Salió muy de mañana
a oír misa en la iglesia más cercana
una vieja ochentona
de vista intercadente y voz temblona.
A la del Hospital se dirigía
porque junto vivía,
llevando por no haber amanecido,
de una vela encendido
el cabo en su linterna,
cosa bien útil, aunque no moderna.
Dejémosla que siga su camino
y vamos a contar lo que el destino
le tenía guardado.
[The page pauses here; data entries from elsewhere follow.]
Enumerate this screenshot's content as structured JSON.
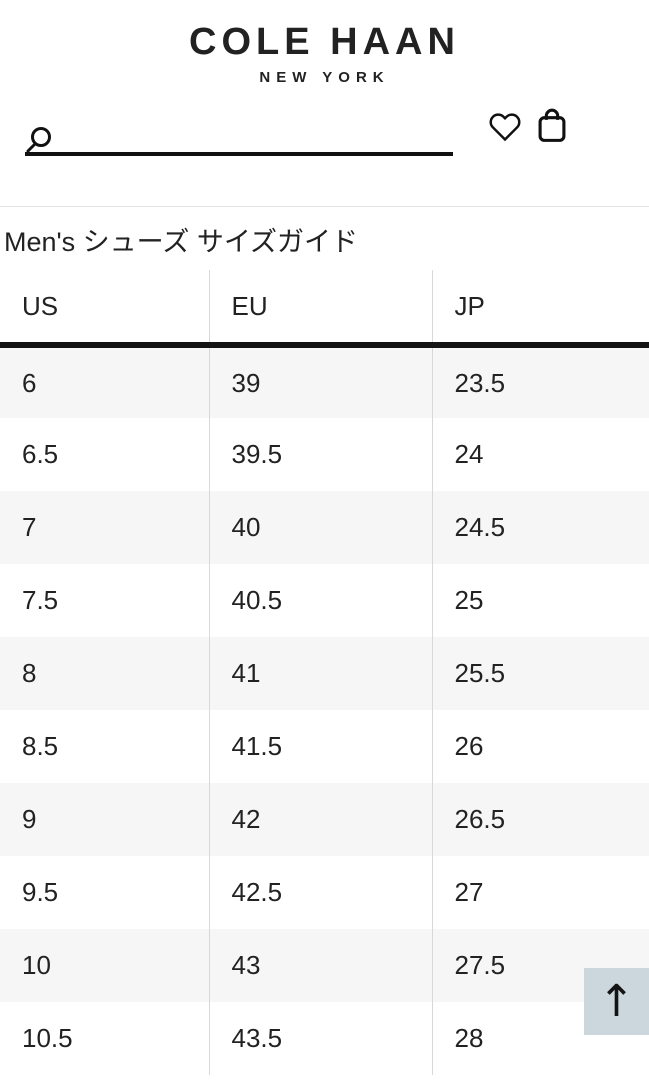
{
  "brand": {
    "logo": "COLE HAAN",
    "tagline": "NEW YORK"
  },
  "search": {
    "value": "",
    "placeholder": ""
  },
  "page": {
    "title": "Men's シューズ サイズガイド"
  },
  "size_table": {
    "columns": [
      "US",
      "EU",
      "JP"
    ],
    "rows": [
      [
        "6",
        "39",
        "23.5"
      ],
      [
        "6.5",
        "39.5",
        "24"
      ],
      [
        "7",
        "40",
        "24.5"
      ],
      [
        "7.5",
        "40.5",
        "25"
      ],
      [
        "8",
        "41",
        "25.5"
      ],
      [
        "8.5",
        "41.5",
        "26"
      ],
      [
        "9",
        "42",
        "26.5"
      ],
      [
        "9.5",
        "42.5",
        "27"
      ],
      [
        "10",
        "43",
        "27.5"
      ],
      [
        "10.5",
        "43.5",
        "28"
      ]
    ]
  },
  "back_to_top": {
    "glyph": "↑"
  },
  "colors": {
    "menu_accent": "#3272d9",
    "row_alt": "#f6f6f6",
    "column_divider": "#d8d8d8",
    "back_to_top_bg": "#cbd7dc",
    "text": "#1c1c1c"
  }
}
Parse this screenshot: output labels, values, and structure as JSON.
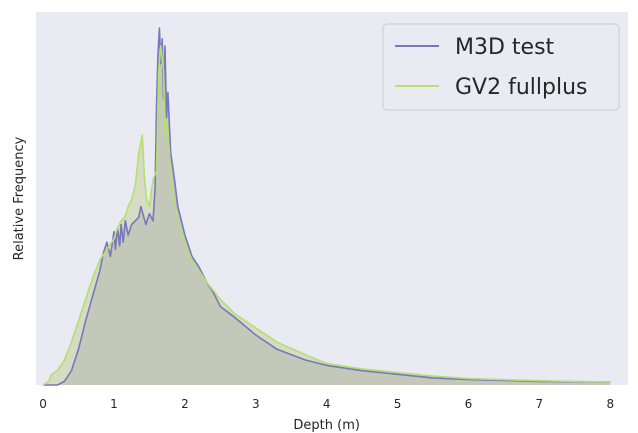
{
  "chart_data": {
    "type": "line",
    "title": "",
    "xlabel": "Depth (m)",
    "ylabel": "Relative Frequency",
    "xlim": [
      -0.1,
      8.25
    ],
    "ylim": [
      0,
      1.045
    ],
    "xticks": [
      0,
      1,
      2,
      3,
      4,
      5,
      6,
      7,
      8
    ],
    "yticks_visible": false,
    "grid": false,
    "background": "#eaeaf2",
    "filled_under_lines": true,
    "legend": {
      "placement": "top-right",
      "entries": [
        "M3D test",
        "GV2 fullplus"
      ]
    },
    "series": [
      {
        "name": "M3D test",
        "color": "#7777bb",
        "fill_color": "#9d9dc6",
        "x": [
          0,
          0.2,
          0.3,
          0.4,
          0.5,
          0.6,
          0.7,
          0.8,
          0.85,
          0.9,
          0.95,
          1.0,
          1.02,
          1.05,
          1.08,
          1.1,
          1.13,
          1.16,
          1.2,
          1.25,
          1.3,
          1.35,
          1.38,
          1.42,
          1.45,
          1.5,
          1.55,
          1.58,
          1.6,
          1.62,
          1.64,
          1.66,
          1.68,
          1.7,
          1.72,
          1.74,
          1.76,
          1.8,
          1.85,
          1.9,
          2.0,
          2.1,
          2.2,
          2.3,
          2.4,
          2.5,
          2.7,
          3.0,
          3.3,
          3.7,
          4.0,
          4.5,
          5.0,
          5.5,
          6.0,
          7.0,
          8.0
        ],
        "y": [
          0.0,
          0.0,
          0.01,
          0.04,
          0.1,
          0.18,
          0.25,
          0.32,
          0.37,
          0.4,
          0.36,
          0.43,
          0.38,
          0.44,
          0.39,
          0.45,
          0.4,
          0.46,
          0.42,
          0.45,
          0.46,
          0.47,
          0.5,
          0.47,
          0.45,
          0.48,
          0.46,
          0.55,
          0.78,
          0.92,
          1.0,
          0.9,
          0.97,
          0.8,
          0.95,
          0.75,
          0.82,
          0.65,
          0.58,
          0.5,
          0.42,
          0.36,
          0.33,
          0.29,
          0.26,
          0.22,
          0.19,
          0.14,
          0.1,
          0.07,
          0.055,
          0.04,
          0.03,
          0.02,
          0.015,
          0.01,
          0.008
        ]
      },
      {
        "name": "GV2 fullplus",
        "color": "#b4e070",
        "fill_color": "#c4cd9c",
        "x": [
          0,
          0.08,
          0.12,
          0.2,
          0.3,
          0.4,
          0.5,
          0.6,
          0.7,
          0.8,
          0.9,
          1.0,
          1.05,
          1.1,
          1.15,
          1.2,
          1.25,
          1.3,
          1.35,
          1.4,
          1.43,
          1.46,
          1.5,
          1.53,
          1.56,
          1.6,
          1.63,
          1.66,
          1.7,
          1.72,
          1.75,
          1.8,
          1.85,
          1.9,
          2.0,
          2.1,
          2.2,
          2.3,
          2.5,
          2.7,
          3.0,
          3.3,
          3.7,
          4.0,
          4.5,
          5.0,
          5.5,
          6.0,
          7.0,
          8.0
        ],
        "y": [
          0.0,
          0.01,
          0.03,
          0.04,
          0.07,
          0.12,
          0.18,
          0.24,
          0.3,
          0.35,
          0.38,
          0.41,
          0.44,
          0.46,
          0.47,
          0.5,
          0.52,
          0.56,
          0.65,
          0.7,
          0.58,
          0.52,
          0.5,
          0.55,
          0.58,
          0.6,
          0.88,
          0.95,
          0.88,
          0.7,
          0.74,
          0.6,
          0.52,
          0.46,
          0.4,
          0.35,
          0.32,
          0.29,
          0.24,
          0.2,
          0.16,
          0.12,
          0.085,
          0.06,
          0.045,
          0.035,
          0.025,
          0.018,
          0.012,
          0.008
        ]
      }
    ]
  }
}
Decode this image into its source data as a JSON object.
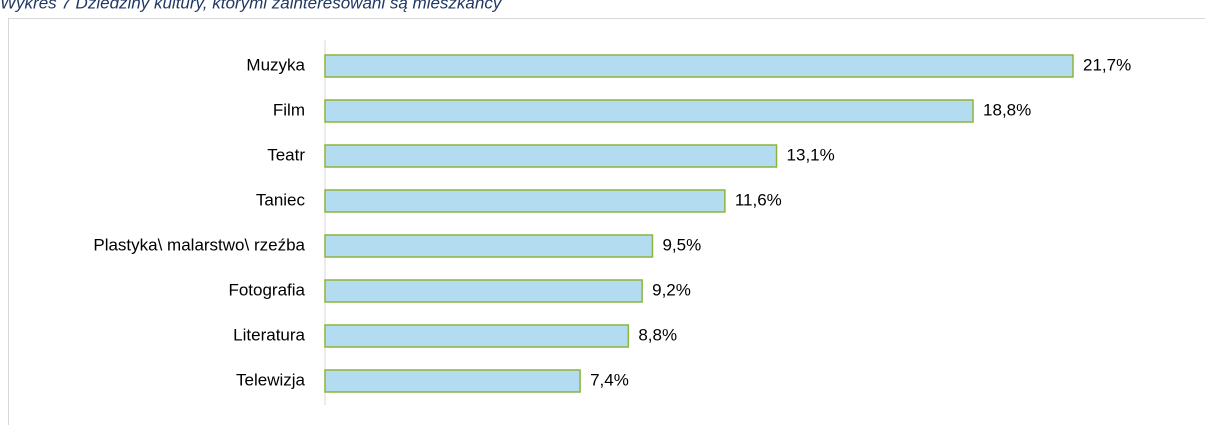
{
  "chart_data": {
    "type": "barh",
    "title": "Wykres 7 Dziedziny kultury, którymi zainteresowani są mieszkańcy",
    "categories": [
      "Muzyka",
      "Film",
      "Teatr",
      "Taniec",
      "Plastyka\\ malarstwo\\ rzeźba",
      "Fotografia",
      "Literatura",
      "Telewizja"
    ],
    "values": [
      21.7,
      18.8,
      13.1,
      11.6,
      9.5,
      9.2,
      8.8,
      7.4
    ],
    "value_labels": [
      "21,7%",
      "18,8%",
      "13,1%",
      "11,6%",
      "9,5%",
      "9,2%",
      "8,8%",
      "7,4%"
    ],
    "color": "#b4dcf0",
    "edge_color": "#8db43c"
  }
}
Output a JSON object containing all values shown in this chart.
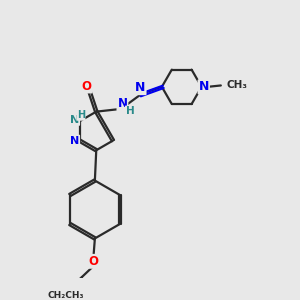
{
  "bg_color": "#e8e8e8",
  "bond_color": "#2a2a2a",
  "N_color": "#0000ee",
  "O_color": "#ff0000",
  "H_color": "#2a8a8a",
  "fig_w": 3.0,
  "fig_h": 3.0,
  "dpi": 100,
  "xlim": [
    0,
    10
  ],
  "ylim": [
    0,
    10
  ]
}
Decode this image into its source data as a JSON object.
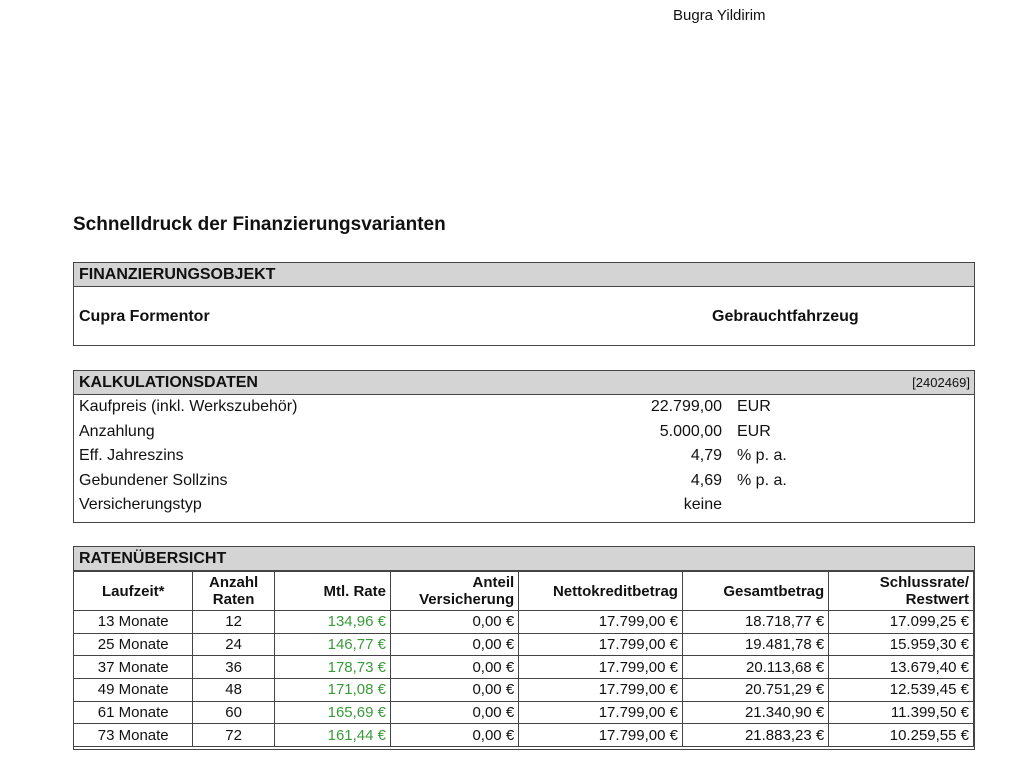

El día antes
los mozos practicantes
del Hospital cortaron con destreza,
en la disecación, la enorme pieza
de un soldado difunto
y para mantenerla en todo el punto
de su hermoso tamaño,
con un cañón de estaño
la llenaron de viento;
en seguida el pellejo al instrumento
con un torzal ataron
al corte, y como nuevo le dejaron.
Jugaron luego al mingo
con él, y cada cual daba un respingo
cuando se lo tiraban
los unos a los otros que allí estaban,
siendo de tal diablura
objeto su grandísima tiesura.
Después que se cansaron,
a la calle arrojaron
de su fiesta el prolífico instrumento;
y aquí vuelve mi cuento
a buscar a la vieja, que con prisa
por la calle pasó para ir a misa.
No precisa el autor de aquesta historia
si tropezó en la tiesa caniloria
o en otra cosa; pero sí nos dice
que la vieja infelice,
por ir apresurada,
dio en la calle tan fuerte costalada
que se desolló el cutis de una pierna,
y, por el golpe rota la linterna,
perdió el cabo de vela y se vio a oscuras;
¡ causa un porrazo muchas desventuras!
La pobre, al fin, se levantó diciendo:
-¡ Ah, Satanás maldito, ya te entiendo:
mas no te bastarán tus tentaciones
para que pierda yo mis devociones!
Entre tanto, tentaba
el empedrado, por si el cabo hallaba,
y tal fortuna tuvo
que al poco tiempo que buscando
anduvo, dio con la erguida pieza del soldado,
y al cogerla exclamó: -¡ Dios sea loado!
Como no había allí dónde encenderla,
tuvo en la faltriquera que meterla y,
a la iglesia sus pasos dirigiendo,
llegó cuando la puerta iban abriendo.
Oyó misa, y entró en la sacristía
para encender su cabo;
acercóle a una luz que en ella ardía,
pero el maldito nabo
dio con la llama tal chisporroteo
que apagó aquella vela.
La vieja, al ver frustrado su deseo,
al sacristán apela
para que le encendiese;
él le tomó, ignorando lo que fuese,
y le arrimó a la luz de otra bujía;
mas, como chispeaba y nunca ardía,
de la vela a la llama
le examina y exclama:
-¡ Cuerpo de Cristo! ¡ Qué feroz pepino!
Tómelo, hermana, usté, que tendrá tino
para saber lo que con él se hace,
que yo no enciendo velas de esta clase.
Atónita la vieja, entonces mira
con atención al cabo, y más se admira
que el sacristán, diciendo:
-En cincuenta y tres años que siguiendo
estuve la carrera
de moza de portal y de tercera,
no vi un cirio tan tieso y tan soplado.
¡ Quién en sus tiempos se lo hubiera hallado!